Bilhassa radikal, sağcı AfD (Almanya için Alternatif Partisi) kurulana kadar Demokrasi Şöleni yaşanırdı. Bu partiye ihtiyaç yoktu. Zamanın Başbakanı Dr. Angela Merkel (CDU) 2015 yılında sığınmacı politikasında hata yapınca, bu parti ortaya çıktı. Hatası sığınmacılara sınır kapısını açması değil, kontrolsüz ve kayda geçirmeden ülkeye girişlerine izin vermesiydi.
Türkiye’de sığınmacı sorunu ilk sırada geliyor. Sorun kontrolsüz, sayıların tam tespit edilmemesinden ve elbette sayının alım kapasitesini aşmasından kaynaklanıyor. Savaş ve iklim sorunu yaratan ülkeler, Türkiye’yi yalnız bırakarak çözüm yoluna gitmişlerdir, para karşılığında her sorunu çözdüklerini sanıyorlar.
Sığınmacıların, Alman vatandaşı olmaları için önce mülteci olmaları gerekiyor. İşi ve oturacağı kiralık dairesi olması, suç işlememiş olması şartı koşuluyor. Alman vatandaşı olmadan emlâk sahibi olamıyor. Konuk işçi olarak altmış yıl önce gelen Türk göçmenlere, daha yeni 2023 yılında kolaylaştırılmış vatandaşlık verilmesi ön görülüyor. Ancak bu ilk nesil Almanca dil testine tabi tutulmayacak. Yasanın bu Yaz yürürlüğe girmesi bekleniyor. İlk nesilden hayatta olanların sayısı çok az kaldı.
Eşit şartlarda seçim sınavına giren politikacılar arasında kıyaslama yapılabilir. Şayet Kemal Kılıçdaroğlu seçilirse, tarihe emsali görülmemiş bir başarı olacaktır.
Parlamenter sistem uygulanırsa, herkes rahat eder. Seksen beş milyon vatandaş huzur içinde yaşar. Yargıya, devlete güven geri gelir. Ülkenin sınırları korunur. Sığınmacıların gideceği ilk ülke Amerika, ikinci ülke İngiltere olmalıdır. Üçüncü sırada Avrupa Birliği ülkeleri gelir.

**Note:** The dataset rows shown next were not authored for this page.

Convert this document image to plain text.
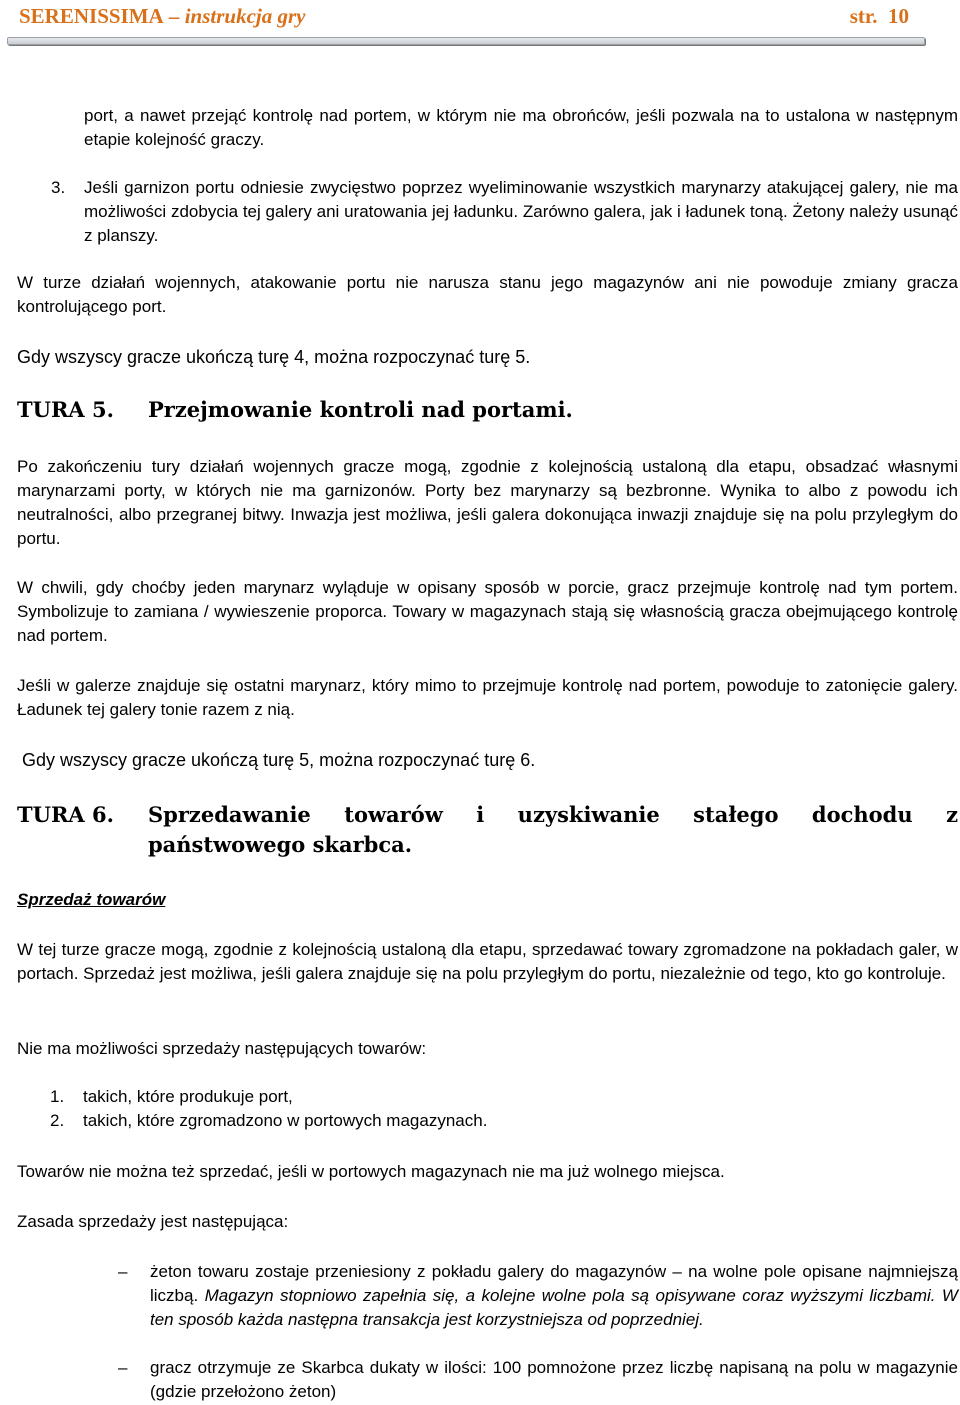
SERENISSIMA – instrukcja gry	str. 10

port, a nawet przejąć kontrolę nad portem, w którym nie ma obrońców, jeśli pozwala na to ustalona w następnym etapie kolejność graczy.

3. Jeśli garnizon portu odniesie zwycięstwo poprzez wyeliminowanie wszystkich marynarzy atakującej galery, nie ma możliwości zdobycia tej galery ani uratowania jej ładunku. Zarówno galera, jak i ładunek toną. Żetony należy usunąć z planszy.

W turze działań wojennych, atakowanie portu nie narusza stanu jego magazynów ani nie powoduje zmiany gracza kontrolującego port.

Gdy wszyscy gracze ukończą turę 4, można rozpoczynać turę 5.

TURA 5. Przejmowanie kontroli nad portami.

Po zakończeniu tury działań wojennych gracze mogą, zgodnie z kolejnością ustaloną dla etapu, obsadzać własnymi marynarzami porty, w których nie ma garnizonów. Porty bez marynarzy są bezbronne. Wynika to albo z powodu ich neutralności, albo przegranej bitwy. Inwazja jest możliwa, jeśli galera dokonująca inwazji znajduje się na polu przyległym do portu.

W chwili, gdy choćby jeden marynarz wyląduje w opisany sposób w porcie, gracz przejmuje kontrolę nad tym portem. Symbolizuje to zamiana / wywieszenie proporca. Towary w magazynach stają się własnością gracza obejmującego kontrolę nad portem.

Jeśli w galerze znajduje się ostatni marynarz, który mimo to przejmuje kontrolę nad portem, powoduje to zatonięcie galery. Ładunek tej galery tonie razem z nią.

Gdy wszyscy gracze ukończą turę 5, można rozpoczynać turę 6.

TURA 6. Sprzedawanie towarów i uzyskiwanie stałego dochodu z państwowego skarbca.
Sprzedaż towarów

W tej turze gracze mogą, zgodnie z kolejnością ustaloną dla etapu, sprzedawać towary zgromadzone na pokładach galer, w portach. Sprzedaż jest możliwa, jeśli galera znajduje się na polu przyległym do portu, niezależnie od tego, kto go kontroluje.

Nie ma możliwości sprzedaży następujących towarów:

1. takich, które produkuje port,
2. takich, które zgromadzono w portowych magazynach.

Towarów nie można też sprzedać, jeśli w portowych magazynach nie ma już wolnego miejsca.

Zasada sprzedaży jest następująca:

– żeton towaru zostaje przeniesiony z pokładu galery do magazynów – na wolne pole opisane najmniejszą liczbą. Magazyn stopniowo zapełnia się, a kolejne wolne pola są opisywane coraz wyższymi liczbami. W ten sposób każda następna transakcja jest korzystniejsza od poprzedniej.
– gracz otrzymuje ze Skarbca dukaty w ilości: 100 pomnożone przez liczbę napisaną na polu w magazynie (gdzie przełożono żeton)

Kısacası Almanya’da oturmuş demokrasi muhaliflerin direnmeleriyle mümkün olmuştur.
Kemal Kılıçdaroğlu, bu şartlar da kazanmasa bile tarihe, gönüllere mertçe, dürüst duruşuyla girecektir. Gelecek nesillere iyi örnek olacaktır. Tüm kürede sosyal demokratlara çok önemli ders vermiştir. Türkiye’ye kazandırdığı çok sesli demokrasi ve iktidara verdiği dersle anılacaktır.
Başarısı istatistikle ölçülemez, sayısal olarak seçimi kaybetse bile sosyal demokratlar ülkeye kazandırdıkları için kutlamayı ihmâl etmemelidir.
Hoşça kalın!
Not:
Bu makaleyi 28 Mayıs 2023, 2. Tur Cumhurbaşkanlığı seçiminden önce yazmıştım. Yazı düzenini bozmamak için ilave yapmıyorum.
Öğretici bir anı olarak kayda geçmesi, gelecek seçimler için önemlidir.